Hopley recently participated in a webinar with Infor and IndustryWeek, presenting her predictions for the future. You can download a recording of the event here.
In the US
Bloomberg also reports positive news for US manufacturing, predicting surges in consumer demand. In fact, these demands could exceed current inventory levels, driving manufacturers to expand, or raise prices. Bloomberg predicts US manufacturers will need to boost inventory by $50 billion to keep up with demand. For the manufacturers who are eager to crank up production and invest in expansion, this increased demand is good news.
“U.S. manufacturing production just had its best year since 2011, yet some argue that 2017 was as good as it will get and that a slowdown is ahead. We think the opposite is more likely: Factory output is poised to speed up. Investors worried that the equity market is stretched should take heart. Stronger growth in factory output is a good reason to remain cyclically oriented… Stronger global growth expectations and a weaker dollar should help as manufacturing goods represent about half of all exports,” says Bloomberg View.
Now, the warning
Good things can’t last forever.
“But political leaders and policymakers must stay mindful that the present economic momentum reflects a confluence of factors that is unlikely to last for long. The global financial crisis may seem firmly behind us, but without prompt action to address structural growth impediments, enhance the inclusiveness of growth, and build policy buffers and resilience, the next downturn will come sooner and be harder to fight,” says Maurice Obstfeld in the International Money Fund blog.
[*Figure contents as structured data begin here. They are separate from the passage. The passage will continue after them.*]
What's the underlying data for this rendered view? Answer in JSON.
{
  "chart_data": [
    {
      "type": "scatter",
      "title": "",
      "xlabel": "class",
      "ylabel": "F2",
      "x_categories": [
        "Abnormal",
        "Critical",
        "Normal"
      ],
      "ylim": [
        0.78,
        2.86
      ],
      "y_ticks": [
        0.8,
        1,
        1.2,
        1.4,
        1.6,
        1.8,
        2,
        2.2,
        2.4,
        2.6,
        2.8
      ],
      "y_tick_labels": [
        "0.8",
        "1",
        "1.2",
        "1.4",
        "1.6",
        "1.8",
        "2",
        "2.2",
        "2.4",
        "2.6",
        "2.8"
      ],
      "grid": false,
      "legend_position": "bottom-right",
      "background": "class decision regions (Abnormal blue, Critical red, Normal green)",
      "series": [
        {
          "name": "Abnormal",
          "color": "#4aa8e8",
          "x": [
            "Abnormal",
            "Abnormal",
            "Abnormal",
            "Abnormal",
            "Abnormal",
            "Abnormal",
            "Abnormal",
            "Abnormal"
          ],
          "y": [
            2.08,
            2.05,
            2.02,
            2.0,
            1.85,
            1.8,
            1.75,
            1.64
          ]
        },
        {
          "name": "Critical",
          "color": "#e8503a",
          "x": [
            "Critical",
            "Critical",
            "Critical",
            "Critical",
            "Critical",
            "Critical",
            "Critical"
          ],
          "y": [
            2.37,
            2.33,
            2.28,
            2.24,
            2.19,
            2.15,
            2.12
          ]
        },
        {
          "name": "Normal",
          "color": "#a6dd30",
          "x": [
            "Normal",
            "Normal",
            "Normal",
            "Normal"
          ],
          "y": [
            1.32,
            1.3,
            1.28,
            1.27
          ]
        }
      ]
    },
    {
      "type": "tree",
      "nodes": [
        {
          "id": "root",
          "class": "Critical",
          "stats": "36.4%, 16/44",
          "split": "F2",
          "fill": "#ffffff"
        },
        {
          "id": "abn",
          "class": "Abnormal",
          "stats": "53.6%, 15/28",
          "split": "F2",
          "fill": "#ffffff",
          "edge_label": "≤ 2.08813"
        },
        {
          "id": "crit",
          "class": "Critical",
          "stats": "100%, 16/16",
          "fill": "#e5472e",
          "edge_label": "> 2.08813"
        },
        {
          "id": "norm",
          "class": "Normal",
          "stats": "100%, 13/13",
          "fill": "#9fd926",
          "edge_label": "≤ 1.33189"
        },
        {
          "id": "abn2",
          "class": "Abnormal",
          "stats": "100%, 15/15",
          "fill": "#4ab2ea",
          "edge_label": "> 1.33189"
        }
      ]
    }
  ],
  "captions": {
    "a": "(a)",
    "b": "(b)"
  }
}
After a decade of slow recovery, fragile financial markets, and uncertain global stability, it seems it’s finally time for manufacturers to celebrate. The industry is finding its mojo, once again. Optimism has reached a new high as manufacturers start reinvesting in IT infrastructure and terms like Industry 4.0, Smart Factories, Digital Transformation and 4IR (Fourth Industrial Revolution), inspire innovation. But, manufacturers must remain vigilant about their strategies, taking care to focus on projects which will achieve bottom-line results and sustain long-term growth.
Manufacturers can celebrate, but must remain alert. Seizing current opportunities with an aggressive, strategic plan will be critical. Agility is key. Confident decision-making based on Business Intelligence is also important. Modern software solutions give manufactures these tools.
R “Ray” Wang of Constellation Research talks about the ability of software to jump-start growth in the report, “Nine Starting Points for Digital Transformation in Manufacturing; Digital Trends Signal Manufacturing Renaissance Ahead.”
In the report Wang says, “…Digital transformation in manufacturing will not only jump start growth, but will also create the environment for a manufacturing renaissance…. Leaders should focus on creating new business models first and then enabling success with supportive disruptive technologies.”
The most critical, universal piece of advice that today’s experts, globally, are recommending: Take advantage of this growth period now. The stakes are high. It’s a “winner takes all” game. Do you have the technology you need to win?